What you're talking about there is equivalent to about one and a half 4K streams! That's a TON of pixels dude. I wish I had a PC capable of gaming at that resolution. Streaming that res, is going to have to come with some sacrifices. We've discussed sacrificing raw resolution by downscaling, but you can also sacrifice some framerate and lower the bandwidth requirements significantly. If you're playing at that res, I very much doubt you're doing anything that involves super high framerates anyway, so I'd strongly consider streaming at 30 or 40FPS instead. Just to demonstrate, if you downscaled that to 864p (as per OP) and halved the FPS, you'd be looking at
((((16/3)*864)*864)*24*30)/6000000 = 477.75744
A huge drop from the above, and now you're in the neighbourhood of the compression ratios of the 1080p native stream.

All of this being said, now you're at 1/3 the native pixel count, half the framerate, and still compressing heavily - and chances are, people aren't viewing it on a 16:3 monitor. All that loss, for what? The viewers will probably be downscaling it even further just to fit it on their monitor. koala said above, and once again I agree, that you should really consider the viewer's machine when considering the stream resolution. Discussing your specific 16:3 example, I would SERIOUSLY consider cropping the edges off that stream. If you do, you might be able to practically stream 60FPS.

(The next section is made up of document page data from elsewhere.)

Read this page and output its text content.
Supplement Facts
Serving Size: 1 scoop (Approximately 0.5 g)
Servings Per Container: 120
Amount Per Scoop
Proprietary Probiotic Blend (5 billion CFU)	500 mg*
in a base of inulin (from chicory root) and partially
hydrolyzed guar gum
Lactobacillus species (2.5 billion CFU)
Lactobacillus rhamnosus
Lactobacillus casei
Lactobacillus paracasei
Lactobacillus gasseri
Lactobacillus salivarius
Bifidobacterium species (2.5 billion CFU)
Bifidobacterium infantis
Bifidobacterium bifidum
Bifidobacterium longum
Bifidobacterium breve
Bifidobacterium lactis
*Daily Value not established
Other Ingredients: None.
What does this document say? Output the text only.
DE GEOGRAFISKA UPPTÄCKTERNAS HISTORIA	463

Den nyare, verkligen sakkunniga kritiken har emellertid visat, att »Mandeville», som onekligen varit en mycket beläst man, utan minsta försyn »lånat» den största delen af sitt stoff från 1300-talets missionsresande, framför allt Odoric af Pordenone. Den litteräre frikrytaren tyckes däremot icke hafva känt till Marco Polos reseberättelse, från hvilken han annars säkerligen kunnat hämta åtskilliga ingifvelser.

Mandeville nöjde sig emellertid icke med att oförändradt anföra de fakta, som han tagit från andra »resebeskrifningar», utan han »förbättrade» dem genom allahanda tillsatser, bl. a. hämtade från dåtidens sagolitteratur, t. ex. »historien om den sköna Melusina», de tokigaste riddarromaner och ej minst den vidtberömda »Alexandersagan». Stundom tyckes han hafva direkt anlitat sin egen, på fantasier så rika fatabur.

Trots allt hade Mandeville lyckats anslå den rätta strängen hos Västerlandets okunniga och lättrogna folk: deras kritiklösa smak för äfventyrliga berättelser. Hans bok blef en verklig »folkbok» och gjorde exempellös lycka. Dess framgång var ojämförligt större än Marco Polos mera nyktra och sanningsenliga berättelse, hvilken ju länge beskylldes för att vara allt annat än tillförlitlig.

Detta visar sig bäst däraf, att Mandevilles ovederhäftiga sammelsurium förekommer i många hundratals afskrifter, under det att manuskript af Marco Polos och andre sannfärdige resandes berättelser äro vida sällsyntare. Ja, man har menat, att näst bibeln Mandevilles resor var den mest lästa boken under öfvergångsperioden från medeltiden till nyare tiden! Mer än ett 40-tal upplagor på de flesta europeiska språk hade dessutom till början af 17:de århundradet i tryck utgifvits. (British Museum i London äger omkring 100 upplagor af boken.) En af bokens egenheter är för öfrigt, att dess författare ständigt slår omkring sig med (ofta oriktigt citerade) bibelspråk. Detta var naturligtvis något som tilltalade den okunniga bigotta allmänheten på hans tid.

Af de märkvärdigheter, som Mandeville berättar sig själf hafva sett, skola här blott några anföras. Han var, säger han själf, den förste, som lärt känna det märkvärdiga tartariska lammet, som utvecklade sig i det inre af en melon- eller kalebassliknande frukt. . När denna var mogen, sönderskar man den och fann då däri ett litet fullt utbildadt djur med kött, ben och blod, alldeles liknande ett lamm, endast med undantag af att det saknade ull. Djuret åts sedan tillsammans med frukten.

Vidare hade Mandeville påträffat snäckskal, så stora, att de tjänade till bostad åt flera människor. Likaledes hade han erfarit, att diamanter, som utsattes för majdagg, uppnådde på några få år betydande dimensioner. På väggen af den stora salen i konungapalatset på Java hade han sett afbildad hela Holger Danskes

As always with these kind of things, this is not a "do this it works better" document. Anyone who says that about computers is probably wrong as often as they are right, because every computer is different ;) Instead, this is intended to explain what's going on, and to help to better understand the whole thing, so that you can take the logic and apply it to your own specific circumstance. If you really want to know, and I mean objectively KNOW, not 'muh feels', then you're going to need to simply test it. Take a recording of the game and the stream, push them through a tool, get SSIM and PSNR measurements, and let the numbers do the talking. Generally speaking, you'll be able to try a few test streams and just see it. I hope this helped give you some ideas of settings for the tests :)
 

NarryG

New Member
Correct me if I'm wrong, but OBS downscales long before it hits the encoder. OBS gives you lots of different downscaling options which do a very good job at downscaling between non-directly divisible types. What's your point with macroblocks? Yeah, if you're partnered it'll transcode and then you'll hit potential issues with the blocks, but Twitch's transcode is mediocre at best anyways so no matter what you do, the transcode is gonna have quality issues.
 
OBS gives you lots of different downscaling options which do a very good job at downscaling between non-directly divisible types.

None of which will ever be as good as downscaling to directly-divisible resolutions.

What's your point with macroblocks?

Encoding efficiency. Refer to the 7th paragraph in the OP, and more info in koala's reply.

If you have an alternative approach to mine, you should make a new thread so it isn't lost in the replies here. I stumbled across this but I don't really come here often any more, so I may not reply further in the future.